Tristan mendengar kabar dari Angela tentang perkelahian Rachel dan Eric pada saat itu pula dia langsung menerbangkan ke tiga ladies Alexanders kembali ke New York.

Kenapa Angela hanya berani berbicara pada Tristan tentang kejadian selama liburan bukannya menceritakan pada Chris yang jelas-jelas menjadi suaminya. Alasan lain dan tak bukan karena dia berusaha untuk tidak membuat Chris dan Samuel terbakar api cemburu karena harus menceritakan seorang Lucius. Semua keluarga Alexanders sudah paham jika Lucius adalah mantan kekasih Grace dan bersahabat baik dengan Angela.

Angela yakin Tristan adalah orang yang bisa di percaya dan berani mengambil tindakan dengan semua resiko sudah di perhitungkan dengan matang. Seperti yang diketahui jika Tristan orang yang tenang dan teliti dalam hal apapun. 

"Pesawat kalian setengah jam lagi mendarat, segera bersiap-siaplah langsung ke Ngurah Rai Airport" Perintah Tristan dari seberang telepon kepada Angela yang sudah lemas karena liburan ini adalah liburan yang sangat di idam-idamkan. Selama ini dia selalu mendengar hiruk pikuk suasana kota New York membuatnya bosan.

"Baiklah terimakasih" Balas Angela dengan nada lemasnya lalu mematikan telponnya.

-_Mr. Charming Alexanders_-

Setelah kembalinya Angela, Grace, Rachel dan Baby Carl membuat kedua lelaki yang duduk 1 sofa dengan Tristan menyiratkan wajah tanda tanya. Bukankah para ladies ini seharusnya menghabiskan waktu liburannya di Bali? Kenapa sudah balik sebelum waktunya yang di berikan oleh Chris.

"I am sorry to that. Karena aku, kami semua balik lebih dulu sebelum waktunya" Ucap Rachel dengan nada bersalah. Rachel memalingkan wajahnya tidak berani menatap wajah kebingungan Chris dan Samuel Alexanders.

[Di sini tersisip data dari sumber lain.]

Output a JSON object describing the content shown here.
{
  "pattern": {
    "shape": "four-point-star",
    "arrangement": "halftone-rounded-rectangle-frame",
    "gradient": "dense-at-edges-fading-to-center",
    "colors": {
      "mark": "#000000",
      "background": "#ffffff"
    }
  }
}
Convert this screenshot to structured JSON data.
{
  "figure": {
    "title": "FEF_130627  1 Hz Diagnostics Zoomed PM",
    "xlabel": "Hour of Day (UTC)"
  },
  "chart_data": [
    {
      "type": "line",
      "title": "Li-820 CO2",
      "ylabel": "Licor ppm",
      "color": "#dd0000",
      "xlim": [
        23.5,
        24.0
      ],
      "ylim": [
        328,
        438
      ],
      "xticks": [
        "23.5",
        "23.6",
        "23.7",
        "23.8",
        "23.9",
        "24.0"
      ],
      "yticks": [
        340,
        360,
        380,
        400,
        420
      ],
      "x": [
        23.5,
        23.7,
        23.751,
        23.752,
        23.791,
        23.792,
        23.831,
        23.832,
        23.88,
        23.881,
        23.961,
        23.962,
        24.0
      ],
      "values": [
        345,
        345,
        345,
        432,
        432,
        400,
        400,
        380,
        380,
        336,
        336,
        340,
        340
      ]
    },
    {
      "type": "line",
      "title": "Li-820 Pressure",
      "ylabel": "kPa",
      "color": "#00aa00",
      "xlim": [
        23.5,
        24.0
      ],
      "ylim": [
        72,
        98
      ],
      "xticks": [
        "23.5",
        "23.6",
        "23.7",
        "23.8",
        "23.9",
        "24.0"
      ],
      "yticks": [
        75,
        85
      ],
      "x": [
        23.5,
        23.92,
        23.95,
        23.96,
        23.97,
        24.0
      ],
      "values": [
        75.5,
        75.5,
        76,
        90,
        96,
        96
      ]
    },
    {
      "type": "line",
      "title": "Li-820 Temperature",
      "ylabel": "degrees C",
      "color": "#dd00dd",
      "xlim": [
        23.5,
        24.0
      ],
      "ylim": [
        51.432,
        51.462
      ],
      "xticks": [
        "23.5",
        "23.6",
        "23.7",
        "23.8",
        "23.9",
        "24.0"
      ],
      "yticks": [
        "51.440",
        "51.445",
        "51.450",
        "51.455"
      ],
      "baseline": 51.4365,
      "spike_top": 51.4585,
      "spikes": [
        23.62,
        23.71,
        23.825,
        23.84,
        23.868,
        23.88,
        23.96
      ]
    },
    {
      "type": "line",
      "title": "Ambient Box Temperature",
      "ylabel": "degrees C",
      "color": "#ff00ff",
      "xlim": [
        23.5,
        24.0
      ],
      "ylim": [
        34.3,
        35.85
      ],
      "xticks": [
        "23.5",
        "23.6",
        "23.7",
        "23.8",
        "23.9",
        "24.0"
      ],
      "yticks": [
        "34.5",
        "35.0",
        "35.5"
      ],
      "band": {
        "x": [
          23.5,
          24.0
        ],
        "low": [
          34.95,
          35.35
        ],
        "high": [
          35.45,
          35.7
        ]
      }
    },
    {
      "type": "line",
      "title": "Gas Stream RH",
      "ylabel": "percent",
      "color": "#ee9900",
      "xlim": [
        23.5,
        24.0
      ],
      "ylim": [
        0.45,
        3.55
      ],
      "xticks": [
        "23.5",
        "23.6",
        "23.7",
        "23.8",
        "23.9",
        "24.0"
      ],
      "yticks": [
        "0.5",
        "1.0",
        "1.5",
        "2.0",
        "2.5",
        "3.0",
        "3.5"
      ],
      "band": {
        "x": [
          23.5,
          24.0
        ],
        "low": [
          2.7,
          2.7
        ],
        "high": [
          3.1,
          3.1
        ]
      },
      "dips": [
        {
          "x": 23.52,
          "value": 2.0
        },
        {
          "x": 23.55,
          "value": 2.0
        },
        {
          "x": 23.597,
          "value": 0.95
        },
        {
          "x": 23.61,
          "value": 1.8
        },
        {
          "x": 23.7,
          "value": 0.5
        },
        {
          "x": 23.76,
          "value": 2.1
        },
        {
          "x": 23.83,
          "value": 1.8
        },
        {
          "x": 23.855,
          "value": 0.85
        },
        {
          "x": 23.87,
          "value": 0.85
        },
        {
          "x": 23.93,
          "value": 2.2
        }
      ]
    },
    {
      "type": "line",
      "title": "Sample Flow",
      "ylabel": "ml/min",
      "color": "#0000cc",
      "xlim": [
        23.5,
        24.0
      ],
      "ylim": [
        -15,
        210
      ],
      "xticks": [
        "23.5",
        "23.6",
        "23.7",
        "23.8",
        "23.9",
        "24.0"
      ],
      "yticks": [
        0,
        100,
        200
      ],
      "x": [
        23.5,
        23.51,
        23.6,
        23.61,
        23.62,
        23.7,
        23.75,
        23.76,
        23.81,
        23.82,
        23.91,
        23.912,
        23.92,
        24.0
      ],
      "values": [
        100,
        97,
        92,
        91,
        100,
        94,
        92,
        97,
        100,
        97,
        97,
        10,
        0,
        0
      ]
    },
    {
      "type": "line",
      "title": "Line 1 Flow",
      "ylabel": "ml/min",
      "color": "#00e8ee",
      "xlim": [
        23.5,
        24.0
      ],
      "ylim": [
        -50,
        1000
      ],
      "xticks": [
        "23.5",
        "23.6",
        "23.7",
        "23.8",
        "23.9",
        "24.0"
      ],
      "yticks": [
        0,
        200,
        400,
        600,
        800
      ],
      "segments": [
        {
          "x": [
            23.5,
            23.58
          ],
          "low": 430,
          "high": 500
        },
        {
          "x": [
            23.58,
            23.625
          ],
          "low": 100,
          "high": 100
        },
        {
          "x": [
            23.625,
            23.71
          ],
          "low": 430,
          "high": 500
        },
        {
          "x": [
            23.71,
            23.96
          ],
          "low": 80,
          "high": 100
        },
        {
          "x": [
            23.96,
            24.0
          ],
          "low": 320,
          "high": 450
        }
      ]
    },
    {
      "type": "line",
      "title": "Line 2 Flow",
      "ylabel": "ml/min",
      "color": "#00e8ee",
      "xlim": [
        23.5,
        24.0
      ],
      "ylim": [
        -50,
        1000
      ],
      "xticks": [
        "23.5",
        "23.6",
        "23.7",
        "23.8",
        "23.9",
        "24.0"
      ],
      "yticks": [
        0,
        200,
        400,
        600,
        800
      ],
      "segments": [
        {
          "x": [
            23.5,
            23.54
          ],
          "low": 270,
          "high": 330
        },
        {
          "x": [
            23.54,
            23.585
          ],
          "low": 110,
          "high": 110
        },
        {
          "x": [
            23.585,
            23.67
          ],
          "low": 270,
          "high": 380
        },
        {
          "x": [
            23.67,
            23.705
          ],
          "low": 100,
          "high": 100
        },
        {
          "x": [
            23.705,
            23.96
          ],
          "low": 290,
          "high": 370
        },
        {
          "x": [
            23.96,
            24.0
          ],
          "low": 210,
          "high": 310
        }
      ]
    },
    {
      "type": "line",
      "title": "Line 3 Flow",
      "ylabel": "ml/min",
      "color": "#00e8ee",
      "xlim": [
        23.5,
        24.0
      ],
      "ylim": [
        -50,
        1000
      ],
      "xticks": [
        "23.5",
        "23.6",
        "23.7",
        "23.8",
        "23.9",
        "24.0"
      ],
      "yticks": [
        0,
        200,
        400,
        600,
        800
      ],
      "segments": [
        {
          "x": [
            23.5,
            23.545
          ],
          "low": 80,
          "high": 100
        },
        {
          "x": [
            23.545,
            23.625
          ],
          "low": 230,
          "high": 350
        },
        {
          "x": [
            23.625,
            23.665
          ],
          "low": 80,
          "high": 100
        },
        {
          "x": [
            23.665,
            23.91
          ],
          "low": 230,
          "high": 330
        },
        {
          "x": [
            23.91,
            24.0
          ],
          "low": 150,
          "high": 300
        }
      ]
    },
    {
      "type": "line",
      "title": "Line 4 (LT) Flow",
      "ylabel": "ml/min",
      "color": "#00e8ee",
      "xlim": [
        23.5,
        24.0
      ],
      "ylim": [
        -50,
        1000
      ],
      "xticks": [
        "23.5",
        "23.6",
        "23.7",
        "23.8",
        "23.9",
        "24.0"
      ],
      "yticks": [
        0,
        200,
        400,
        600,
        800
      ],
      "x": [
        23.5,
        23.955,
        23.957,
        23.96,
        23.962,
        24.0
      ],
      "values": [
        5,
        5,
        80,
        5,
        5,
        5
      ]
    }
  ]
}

Kemana keberanian Rachel sewaktu di Indonesia yang menyatakan dirinya tidak bersalah, kelakuan saat ini sangat berbanding terbalik bahkan dengan gamblangnya Rachel menyatakan dirinya yang bersalah. Apakah mental Rachel benar-benar ciut ketika berhadapan dengan ketiga lelaki Alexanders ini? Maybe?

"Onar apa lagi yang kau buat kali ini Hel?" Suara Chris menginterupsi keheningan yang melanda. Matanya menatap bergantian ketiga ladies di hadapannya. Kernyitan alisnya sama sekali tidak memudar karena Tristan langsung menyuruhnya dan Samuel harus bertemu langsung saat ini juga. Ternyata ini yang di maksud oleh Tristan.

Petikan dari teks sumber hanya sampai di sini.